Example Table Output

workload kind identity endpoints ingress
vm-web-01 VM UserAssigned; ids=1 52.160.10.20 direct-vm-ip
app-empty-mi AppService SystemAssigned app-empty-mi.azurewebsites.net azurewebsites-default-hostname
app-public-api AppService SystemAssigned app-public-api.azurewebsites.net azurewebsites-default-hostname

When To Use It

  • when you want a joined workload-first view instead of separate compute, endpoint, and identity tables
  • when the interesting question is "what workload changes the path most?" rather than "what service exists?"
  • when you need to narrow the next service-specific command faster

What To Look For

  • workloads with visible endpoints
  • workloads with managed identity or other strong Azure adjacency
  • workload type context that makes the next command obvious
  • summaries that explain why one workload deserves review before quieter peers

Why It Matters

Many meaningful Azure paths are workload-centric, not service-centric.
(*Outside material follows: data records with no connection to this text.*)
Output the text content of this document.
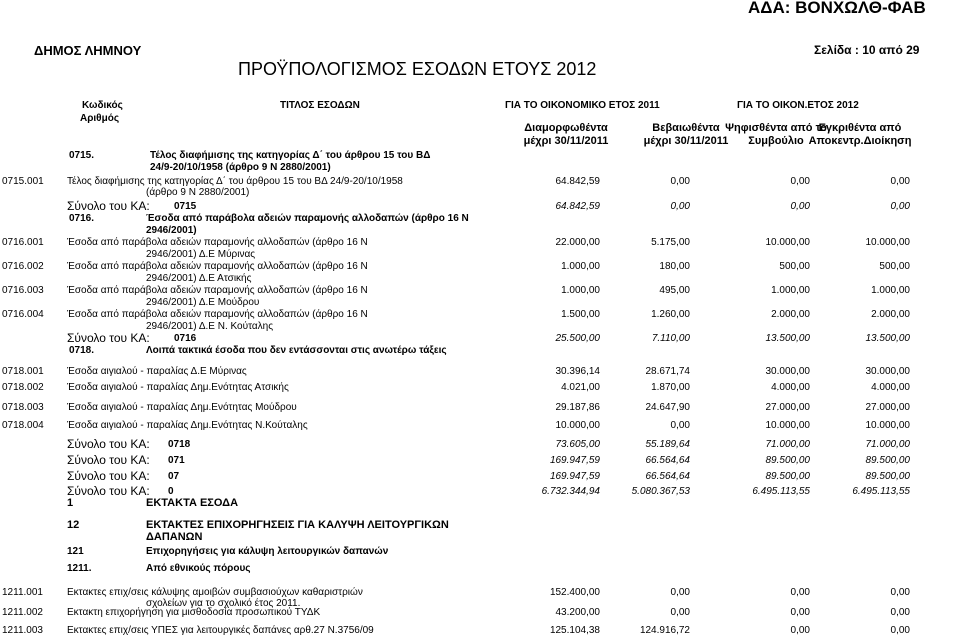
ΑΔΑ: ΒΟΝΧΩΛΘ-ΦΑΒ
ΔΗΜΟΣ ΛΗΜΝΟΥ	Σελίδα : 10 από 29
ΠΡΟΫΠΟΛΟΓΙΣΜΟΣ ΕΣΟΔΩΝ ΕΤΟΥΣ 2012
Κωδικός
Αριθμός
ΤΙΤΛΟΣ ΕΣΟΔΩΝ	ΓΙΑ ΤΟ ΟΙΚΟΝΟΜΙΚΟ ΕΤΟΣ 2011	ΓΙΑ ΤΟ ΟΙΚΟΝ.ΕΤΟΣ 2012
Διαμορφωθέντα
μέχρι 30/11/2011
Βεβαιωθέντα
μέχρι 30/11/2011
Ψηφισθέντα από το
Συμβούλιο
Εγκριθέντα από
Αποκεντρ.Διοίκηση
0715.	Τέλος διαφήμισης της κατηγορίας Δ΄ του άρθρου 15 του ΒΔ
24/9-20/10/1958 (άρθρο 9 Ν 2880/2001)
0715.001 Τέλος διαφήμισης της κατηγορίας Δ΄ του άρθρου 15 του ΒΔ 24/9-20/10/1958
(άρθρο 9 Ν 2880/2001)
64.842,59	0,00	0,00	0,00
Σύνολο του ΚΑ: 0715	64.842,59	0,00	0,00	0,00
0716.	Έσοδα από παράβολα αδειών παραμονής αλλοδαπών (άρθρο 16 Ν
2946/2001)
0716.001 Έσοδα από παράβολα αδειών παραμονής αλλοδαπών (άρθρο 16 Ν
2946/2001) Δ.Ε Μύρινας
22.000,00	5.175,00	10.000,00	10.000,00
0716.002 Έσοδα από παράβολα αδειών παραμονής αλλοδαπών (άρθρο 16 Ν
2946/2001) Δ.Ε Ατσικής
1.000,00	180,00	500,00	500,00
0716.003 Έσοδα από παράβολα αδειών παραμονής αλλοδαπών (άρθρο 16 Ν
2946/2001) Δ.Ε Μούδρου
1.000,00	495,00	1.000,00	1.000,00
0716.004 Έσοδα από παράβολα αδειών παραμονής αλλοδαπών (άρθρο 16 Ν
2946/2001) Δ.Ε Ν. Κούταλης
1.500,00	1.260,00	2.000,00	2.000,00
Σύνολο του ΚΑ: 0716	25.500,00	7.110,00	13.500,00	13.500,00
0718.	Λοιπά τακτικά έσοδα που δεν εντάσσονται στις ανωτέρω τάξεις
0718.001 Έσοδα αιγιαλού - παραλίας Δ.Ε Μύρινας	30.396,14	28.671,74	30.000,00	30.000,00
0718.002 Έσοδα αιγιαλού - παραλίας Δημ.Ενότητας Ατσικής	4.021,00	1.870,00	4.000,00	4.000,00
0718.003 Έσοδα αιγιαλού - παραλίας Δημ.Ενότητας Μούδρου	29.187,86	24.647,90	27.000,00	27.000,00
0718.004 Έσοδα αιγιαλού - παραλίας Δημ.Ενότητας Ν.Κούταλης	10.000,00	0,00	10.000,00	10.000,00
Σύνολο του ΚΑ: 0718	73.605,00	55.189,64	71.000,00	71.000,00
Σύνολο του ΚΑ: 071	169.947,59	66.564,64	89.500,00	89.500,00
Σύνολο του ΚΑ: 07	169.947,59	66.564,64	89.500,00	89.500,00
Σύνολο του ΚΑ: 0	6.732.344,94	5.080.367,53	6.495.113,55	6.495.113,55
1	ΕΚΤΑΚΤΑ ΕΣΟΔΑ
12	ΕΚΤΑΚΤΕΣ ΕΠΙΧΟΡΗΓΗΣΕΙΣ ΓΙΑ ΚΑΛΥΨΗ ΛΕΙΤΟΥΡΓΙΚΩΝ
ΔΑΠΑΝΩΝ
121	Επιχορηγήσεις για κάλυψη λειτουργικών δαπανών
1211.	Από εθνικούς πόρους
1211.001 Εκτακτες επιχ/σεις κάλυψης αμοιβών συμβασιούχων καθαριστριών
σχολείων για το σχολικό έτος 2011.
152.400,00	0,00	0,00	0,00
1211.002 Εκτακτη επιχορήγηση για μισθοδοσία προσωπικού ΤΥΔΚ	43.200,00	0,00	0,00	0,00
1211.003 Εκτακτες επιχ/σεις ΥΠΕΣ για λειτουργικές δαπάνες αρθ.27 Ν.3756/09	125.104,38	124.916,72	0,00	0,00
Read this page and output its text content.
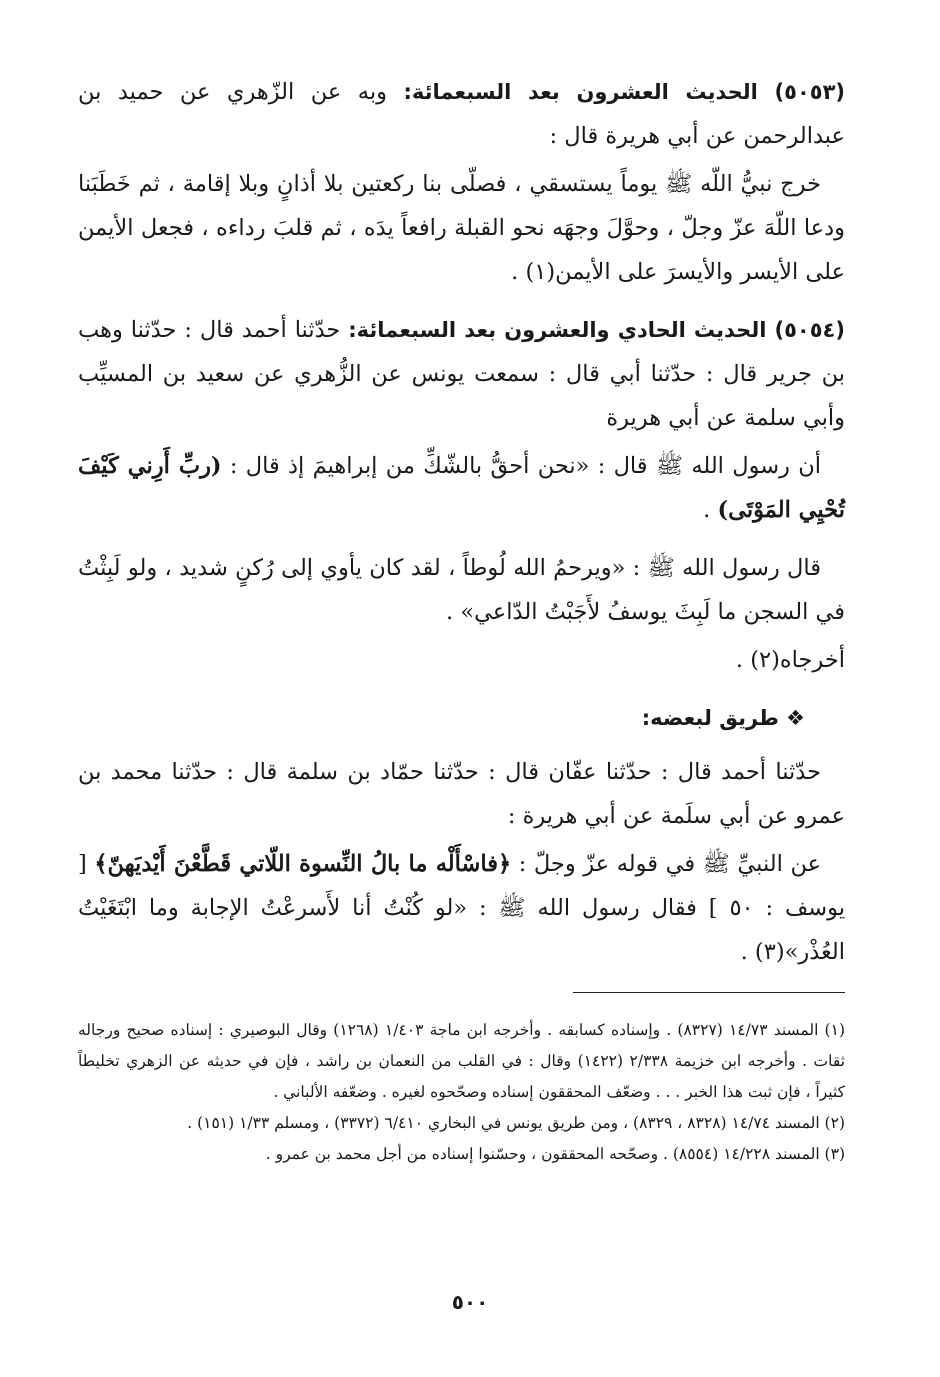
(٥٠٥٣) الحديث العشرون بعد السبعمائة: وبه عن الزّهري عن حميد بن عبدالرحمن عن أبي هريرة قال :

خرج نبيُّ اللّه ﷺ يوماً يستسقي ، فصلّى بنا ركعتين بلا أذانٍ وبلا إقامة ، ثم خَطَبَنا ودعا اللّهَ عزّ وجلّ ، وحوَّلَ وجهَه نحو القبلة رافعاً يدَه ، ثم قلبَ رداءه ، فجعل الأيمن على الأيسر والأيسرَ على الأيمن(١) .

(٥٠٥٤) الحديث الحادي والعشرون بعد السبعمائة: حدّثنا أحمد قال : حدّثنا وهب بن جرير قال : حدّثنا أبي قال : سمعت يونس عن الزُّهري عن سعيد بن المسيِّب وأبي سلمة عن أبي هريرة

أن رسول الله ﷺ قال : «نحن أحقُّ بالشّكِّ من إبراهيمَ إذ قال : (ربِّ أَرِني كَيْفَ تُحْيِي المَوْتَى) .

قال رسول الله ﷺ : «ويرحمُ الله لُوطاً ، لقد كان يأوي إلى رُكنٍ شديد ، ولو لَبِثْتُ في السجن ما لَبِثَ يوسفُ لأَجَبْتُ الدّاعي» .

أخرجاه(٢) .

❖ طريق لبعضه:

حدّثنا أحمد قال : حدّثنا عفّان قال : حدّثنا حمّاد بن سلمة قال : حدّثنا محمد بن عمرو عن أبي سلَمة عن أبي هريرة :

عن النبيِّ ﷺ في قوله عزّ وجلّ : ﴿فاسْأَلْه ما بالُ النِّسوة اللّاتي قَطَّعْنَ أَيْديَهنّ﴾ [ يوسف : ٥٠ ] فقال رسول الله ﷺ : «لو كُنْتُ أنا لأَسرعْتُ الإجابة وما ابْتَغَيْتُ العُذْر»(٣) .

(١) المسند ١٤/٧٣ (٨٣٢٧) . وإسناده كسابقه . وأخرجه ابن ماجة ١/٤٠٣ (١٢٦٨) وقال البوصيري : إسناده صحيح ورجاله ثقات . وأخرجه ابن خزيمة ٢/٣٣٨ (١٤٢٢) وقال : في القلب من النعمان بن راشد ، فإن في حديثه عن الزهري تخليطاً كثيراً ، فإن ثبت هذا الخبر . . . وضعّف المحققون إسناده وصحّحوه لغيره . وضعّفه الألباني .

(٢) المسند ١٤/٧٤ (٨٣٢٨ ، ٨٣٢٩) ، ومن طريق يونس في البخاري ٦/٤١٠ (٣٣٧٢) ، ومسلم ١/٣٣ (١٥١) .

(٣) المسند ١٤/٢٢٨ (٨٥٥٤) . وصحّحه المحققون ، وحسّنوا إسناده من أجل محمد بن عمرو .

٥٠٠
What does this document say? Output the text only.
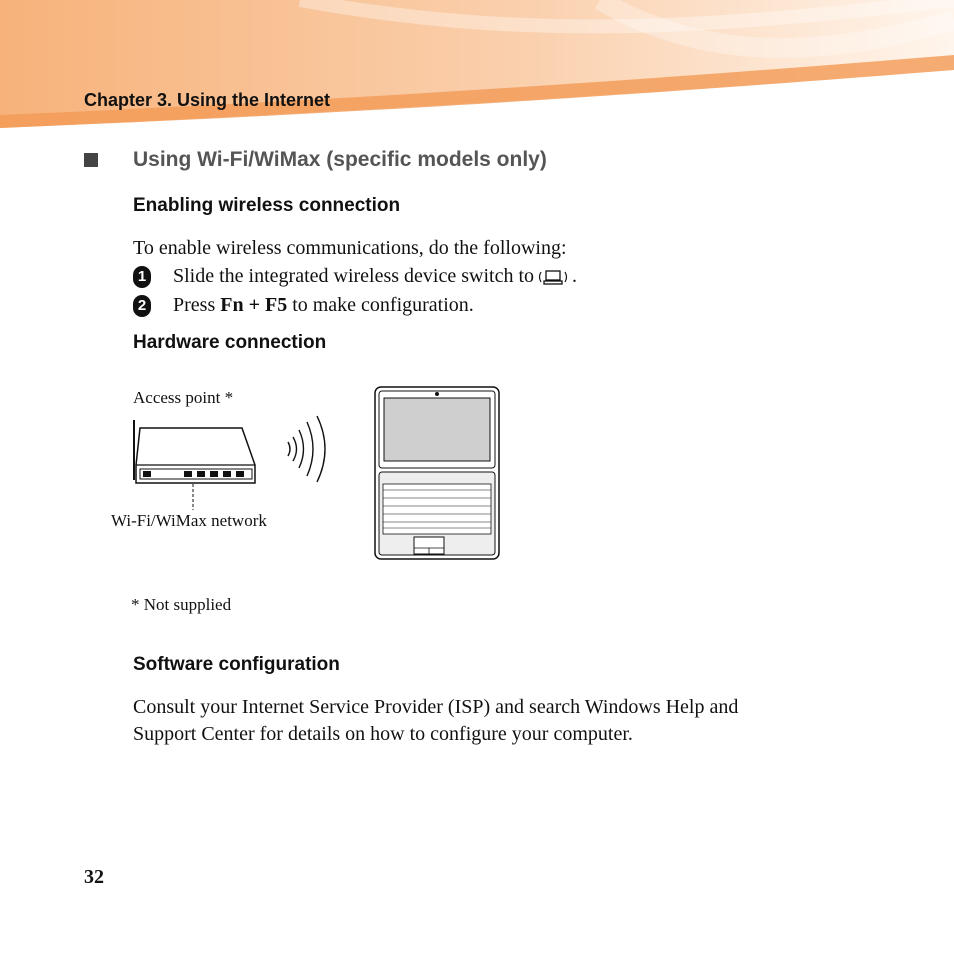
Chapter 3. Using the Internet
Using Wi-Fi/WiMax (specific models only)
Enabling wireless connection
To enable wireless communications, do the following:
1 Slide the integrated wireless device switch to .
2 Press
Fn + F5
to make configuration.
Hardware connection
Access point *
Wi-Fi/WiMax network
* Not supplied
Software configuration
Consult your Internet Service Provider (ISP) and search Windows Help and
Support Center for details on how to configure your computer.
32
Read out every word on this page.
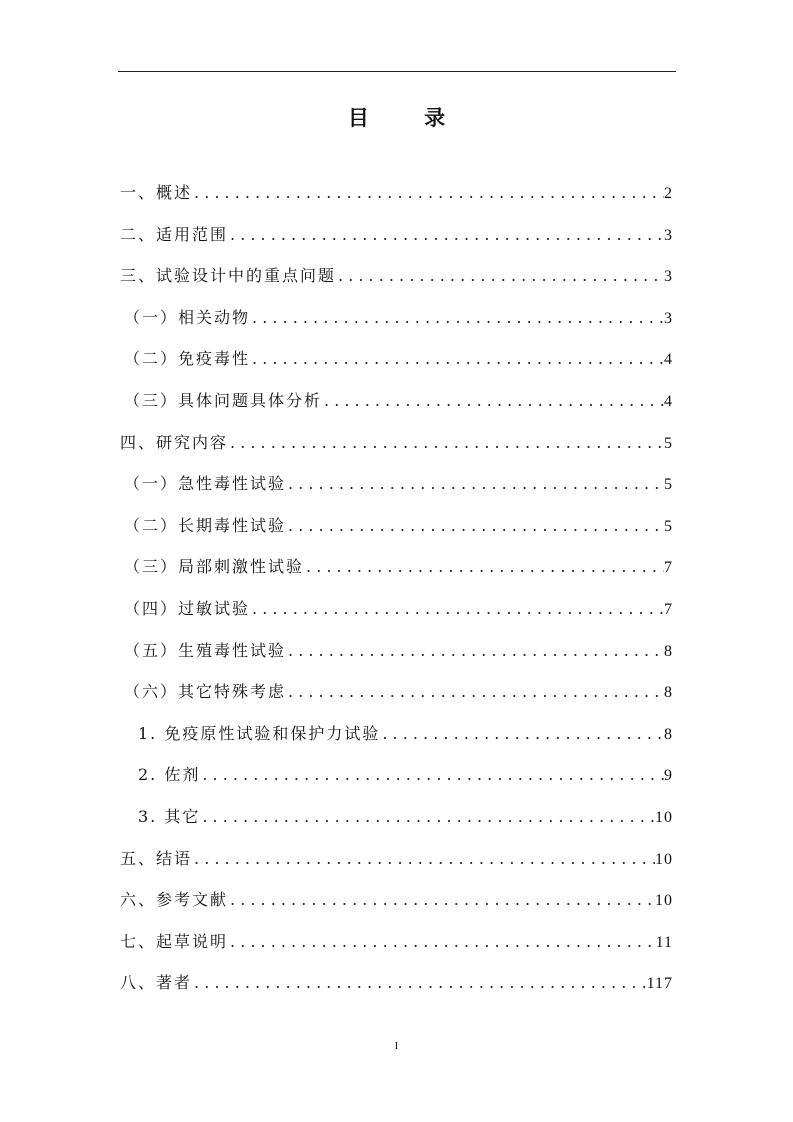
目 录
一、概述 . . .	2
二、适用范围 . . .	3
三、试验设计中的重点问题 . . .	3
（一）相关动物 . . .	3
（二）免疫毒性 . . .	4
（三）具体问题具体分析 . . .	4
四、研究内容 . . .	5
（一）急性毒性试验 . . .	5
（二）长期毒性试验 . . .	5
（三）局部刺激性试验 . . .	7
（四）过敏试验 . . .	7
（五）生殖毒性试验 . . .	8
（六）其它特殊考虑 . . .	8
1. 免疫原性试验和保护力试验 . . .	8
2. 佐剂 . . .	9
3. 其它 . . .	10
五、结语 . . .	10
六、参考文献 . . .	10
七、起草说明 . . .	11
八、著者 . . .	117
I
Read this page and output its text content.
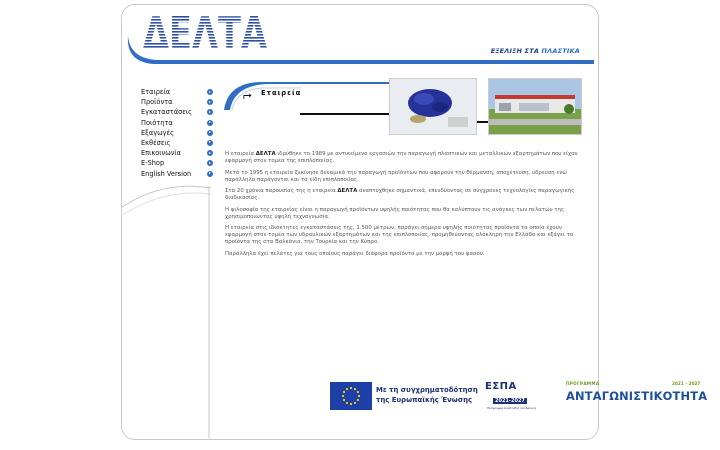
ΔΕΛΤΑ	ΕΞΕΛΙΞΗ ΣΤΑ ΠΛΑΣΤΙΚΑ
Εταιρεία
Προϊόντα
Εγκαταστάσεις
Ποιότητα
Εξαγωγές
Εκθέσεις
Επικοινωνία
E-Shop
English Version
⮣ Εταιρεία

Η εταιρεία ΔΕΛΤΑ ιδρύθηκε το 1989 με αντικείμενο εργασιών την παραγωγή πλαστικών και μεταλλικών εξαρτημάτων που είχαν εφαρμογή στον τομέα της επιπλοποιίας.

Μετά το 1995 η εταιρεία ξεκίνησε δυναμικά την παραγωγή προϊόντων που αφορούν την θέρμανση, αποχέτευση, ύδρευση ενώ παράλληλα παράγονται και τα είδη επιπλοποιίας.

Στα 20 χρόνια παρουσίας της η εταιρεία ΔΕΛΤΑ αναπτύχθηκε σημαντικά, επενδύοντας σε σύγχρονες τεχνολογίες παραγωγικής διαδικασίας.

Η φιλοσοφία της εταιρείας είναι η παραγωγή προϊόντων υψηλής ποιότητας που θα καλύπτουν τις ανάγκες των πελατών της χρησιμοποιώντας υψηλή τεχνογνωσία.

Η εταιρεία στις ιδιόκτητες εγκαταστάσεις της, 1.500 μέτρων, παράγει σήμερα υψηλής ποιότητας προϊόντα τα οποία έχουν εφαρμογή στον τομέα των υδραυλικών εξαρτημάτων και της επιπλοποιίας, προμηθεύοντας ολόκληρη την Ελλάδα και εξάγει τα προϊόντα της στα Βαλκάνια, την Τουρκία και την Κύπρο.

Παράλληλα έχει πελάτες για τους οποίους παράγει διάφορα προϊόντα με την μορφή του φασόν.

Με τη συγχρηματοδότηση
της Ευρωπαϊκής Ένωσης
ΕΣΠΑ
2021-2027
Πρόγραμμα Ανάπτυξης και Δίκαιης
ΠΡΟΓΡΑΜΜΑ	2021 – 2027
ΑΝΤΑΓΩΝΙΣΤΙΚΟΤΗΤΑ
A reachable workload with identity can matter more immediately than a lot of raw service inventory. workloads helps you find the assets that are most likely to change the attack path before you spend time opening several separate command outputs.

What Should Stand Out First

  • workloads with visible endpoints first
  • identity-bearing workloads near the top inside that exposed group
  • stable workload type grouping across VMs, App Services, Functions, and VMSS
  • enough context to make the deeper follow-up command obvious

If You See..., Go Next To...

  • If you see a workload with both endpoints and managed identity, go next to Managed-Identities because it shows the workload-to-identity path behind that exposed asset.
  • If the workload is an App Service or Function App with public hostnames, go next to Env-Vars because it shows whether that same workload also exposes secret-bearing configuration.
  • If the workload is a VM or VMSS with external reachability, go next to Network-Effective because it confirms how strong the visible network exposure really is.

What To Do Next

  • Treat workloads as the joined shortlist, not the end of the investigation.
  • Use the workload type to choose the deeper service command that will answer the next real question.
  • Start with workloads that are both reachable and able to act in Azure.

Boundary

workloads is a routing and synthesis command.

It should join the workload story across supported service families. It is not a replacement for app-services, functions, vms, vmss, or other deeper service-specific views.